Mr Bota says now Shoprite has 16,700 items on range with 80 percent sourced from local suppliers and local agents.
The Munali store, built at K16 million, was overseen by local regional manager Davies Kalimukwa.
In its continued empowerment of citizens, Shoprite promoted Gift Kalinda to run his own store as branch manager after starting as fruit and vegetables supervisor and climbing up 20 years in the system.
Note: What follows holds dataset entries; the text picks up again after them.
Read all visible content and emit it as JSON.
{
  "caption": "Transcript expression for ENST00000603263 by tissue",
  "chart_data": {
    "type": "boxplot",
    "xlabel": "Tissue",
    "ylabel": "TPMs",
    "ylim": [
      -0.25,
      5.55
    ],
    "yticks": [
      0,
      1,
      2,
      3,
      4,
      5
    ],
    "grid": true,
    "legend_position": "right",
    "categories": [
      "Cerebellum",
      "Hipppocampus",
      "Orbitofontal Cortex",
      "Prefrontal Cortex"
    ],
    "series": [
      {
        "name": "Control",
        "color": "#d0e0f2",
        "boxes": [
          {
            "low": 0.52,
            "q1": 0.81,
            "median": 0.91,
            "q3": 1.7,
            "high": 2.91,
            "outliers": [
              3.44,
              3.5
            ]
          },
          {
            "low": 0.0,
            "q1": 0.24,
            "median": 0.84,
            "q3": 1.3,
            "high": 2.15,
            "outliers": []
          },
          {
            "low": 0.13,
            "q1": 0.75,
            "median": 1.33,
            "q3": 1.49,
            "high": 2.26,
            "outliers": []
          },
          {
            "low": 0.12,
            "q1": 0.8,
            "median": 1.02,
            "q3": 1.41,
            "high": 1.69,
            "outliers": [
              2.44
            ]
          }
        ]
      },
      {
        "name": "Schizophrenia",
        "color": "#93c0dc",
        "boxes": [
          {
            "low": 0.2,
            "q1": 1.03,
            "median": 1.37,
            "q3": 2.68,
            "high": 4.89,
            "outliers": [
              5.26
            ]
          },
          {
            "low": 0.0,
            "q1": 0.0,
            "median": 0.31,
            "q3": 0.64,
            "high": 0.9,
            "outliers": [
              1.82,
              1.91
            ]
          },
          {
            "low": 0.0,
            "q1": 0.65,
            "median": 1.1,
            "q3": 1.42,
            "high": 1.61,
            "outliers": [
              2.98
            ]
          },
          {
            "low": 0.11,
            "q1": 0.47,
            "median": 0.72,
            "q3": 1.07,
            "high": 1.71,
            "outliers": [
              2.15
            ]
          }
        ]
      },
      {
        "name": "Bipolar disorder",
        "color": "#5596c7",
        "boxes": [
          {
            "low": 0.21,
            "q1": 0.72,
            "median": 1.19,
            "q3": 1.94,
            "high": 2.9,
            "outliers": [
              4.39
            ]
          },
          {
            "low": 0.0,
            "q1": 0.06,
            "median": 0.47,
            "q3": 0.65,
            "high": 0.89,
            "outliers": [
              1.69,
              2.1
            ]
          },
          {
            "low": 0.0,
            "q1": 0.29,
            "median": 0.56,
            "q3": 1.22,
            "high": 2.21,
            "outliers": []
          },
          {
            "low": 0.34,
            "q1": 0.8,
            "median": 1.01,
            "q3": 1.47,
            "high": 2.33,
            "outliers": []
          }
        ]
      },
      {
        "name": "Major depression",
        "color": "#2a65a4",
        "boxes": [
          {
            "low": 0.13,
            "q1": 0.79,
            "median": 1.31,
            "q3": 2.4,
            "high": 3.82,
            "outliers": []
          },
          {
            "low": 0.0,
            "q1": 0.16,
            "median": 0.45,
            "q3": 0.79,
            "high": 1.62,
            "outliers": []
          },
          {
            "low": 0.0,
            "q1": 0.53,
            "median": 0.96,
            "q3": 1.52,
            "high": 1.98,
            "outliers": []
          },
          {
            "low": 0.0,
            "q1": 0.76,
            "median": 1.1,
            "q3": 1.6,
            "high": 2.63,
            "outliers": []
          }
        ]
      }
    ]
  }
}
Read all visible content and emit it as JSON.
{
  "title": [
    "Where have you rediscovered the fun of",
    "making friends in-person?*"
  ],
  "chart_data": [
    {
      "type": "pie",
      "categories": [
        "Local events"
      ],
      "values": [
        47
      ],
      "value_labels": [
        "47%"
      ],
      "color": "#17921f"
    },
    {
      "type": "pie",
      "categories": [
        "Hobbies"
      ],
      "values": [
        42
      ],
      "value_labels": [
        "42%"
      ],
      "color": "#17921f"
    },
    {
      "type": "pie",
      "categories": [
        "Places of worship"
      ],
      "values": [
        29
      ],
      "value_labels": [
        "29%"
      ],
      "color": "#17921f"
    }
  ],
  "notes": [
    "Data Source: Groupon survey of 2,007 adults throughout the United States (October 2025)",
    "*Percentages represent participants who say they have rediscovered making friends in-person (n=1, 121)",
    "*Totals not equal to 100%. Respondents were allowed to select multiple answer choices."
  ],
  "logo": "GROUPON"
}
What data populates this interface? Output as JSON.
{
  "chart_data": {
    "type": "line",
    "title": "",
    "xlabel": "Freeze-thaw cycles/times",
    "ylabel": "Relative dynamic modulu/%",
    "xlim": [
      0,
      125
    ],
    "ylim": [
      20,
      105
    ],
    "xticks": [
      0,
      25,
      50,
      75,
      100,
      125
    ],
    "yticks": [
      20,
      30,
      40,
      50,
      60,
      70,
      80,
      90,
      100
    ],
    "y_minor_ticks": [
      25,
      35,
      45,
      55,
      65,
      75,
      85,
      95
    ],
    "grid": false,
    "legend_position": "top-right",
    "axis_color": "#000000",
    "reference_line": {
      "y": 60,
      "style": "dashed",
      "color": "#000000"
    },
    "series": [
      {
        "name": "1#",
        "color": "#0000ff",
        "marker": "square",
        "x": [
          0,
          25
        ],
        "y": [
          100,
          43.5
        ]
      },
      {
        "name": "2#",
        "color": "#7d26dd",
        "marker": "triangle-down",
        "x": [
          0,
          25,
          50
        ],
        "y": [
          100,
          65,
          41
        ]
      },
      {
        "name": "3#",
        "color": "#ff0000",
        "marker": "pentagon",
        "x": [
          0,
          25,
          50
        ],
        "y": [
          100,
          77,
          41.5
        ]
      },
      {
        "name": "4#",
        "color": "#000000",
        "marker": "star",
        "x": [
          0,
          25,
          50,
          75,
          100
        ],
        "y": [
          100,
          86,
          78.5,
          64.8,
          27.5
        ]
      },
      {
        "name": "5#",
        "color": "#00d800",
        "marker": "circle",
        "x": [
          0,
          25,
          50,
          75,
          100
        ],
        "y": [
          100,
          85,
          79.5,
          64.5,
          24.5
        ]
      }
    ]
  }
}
Mr Bota says with the Munali project done and dusted, the supermarket chain will now focus on finishing a mall it is building off Great North Road in Lusaka and expected to open in November.
Shoprite’s rise and rise narrative in Zambia is a game changer and contributing to the country’s economic diversification agenda.
Apart from job opportunities for mostly the youths who are employed from the locality where the stores are based, the giant supermarket also creates spin-off business opportunities for other businesses from the leverage of traffic of Shoprite’s anchor tenancy.
There are opportunities for real estate owners as some landlords benefit by accommodating newly-employed Shoprite employees or those being transferred.
Income streams are generated for local authorities for trading licences, fire certificates, health checks, etc
Shoprite is helping create aesthetic appeal in neighbourhoods, and long-term effect includes appreciation of property values.
Shoprite’s expansion is helping decongesting areas by spreading out services.
For instance, the Shoprite and Hungry Lion stores at Munali Mall will cater for Chamba Valley, Chudley, Hellen Kaunda, Meanwood Kwamwena, Kaunda Square Stages One and Two,PHI, Kalingalinga, Kalikiliki and Mtendere townships.
University of Zambia workers, just like their Kalingalinga neighbours, will still be spoilt for options between Arcades, East Park and Manda Hill.
Ripple effect
As developers like Shoprite continue to make forays in neighbourhoods, property owners in the areas where the supermarket registers a footprint are forced to raise their standards.
This means that car washes, homes and shop owners are forced to upgrade because their structures look too old and out of fashion.
This is evident in Kalingalinga and Mtendere areas where properties are being upgraded to sync with new standards brought about by new properties such as shopping malls.
Although the expansion of malls may seem to perpetuate the notion that Zambia is a trading nation, there is a silver lining in the horizon.
Zambia has potential to graduate from a trading to an industrial nation by replicating the United Arab Emirates.
Dubai witnessed a quantum leap in development due to being a duty-free zone and attracted big companies from all over the world to set up there.
Government’s recent decision to ban the importation of vegetables and fruits which are grown locally is already paying off.
Some supermarkets and hotels have embraced the directive wholeheartedly and are buying products such as watermelons, red onion, tomatoes, potatoes and the famous yellow pumpkin ideal for making soup.
There are a few supermarkets which are buying produce from small-scale farmers.
As for Shoprite’s expansion, its real value will be seen in the long term especially that it is leading from the front in supporting the agriculture sector by buying produce from local farmers.
Shoprite also buys locally made sausages from local people besides Zambeef Plc with which it has a standing arrangement by trading in-store.
Zambia’s narrative is indeed on the rise – thanks to commitment by Shoprite to contribute to the country’s socio-economic development.
Shoprite, which started off from former Zambia Consumer and Buying Corporation and National Import and Export stores when it commenced its operations in Zambia, is not only contributing to the country’s economic development through employment creation but modernisation by sprucing up the areas where it is building its shops.
The author is Zambia Daily Mail editorials editor.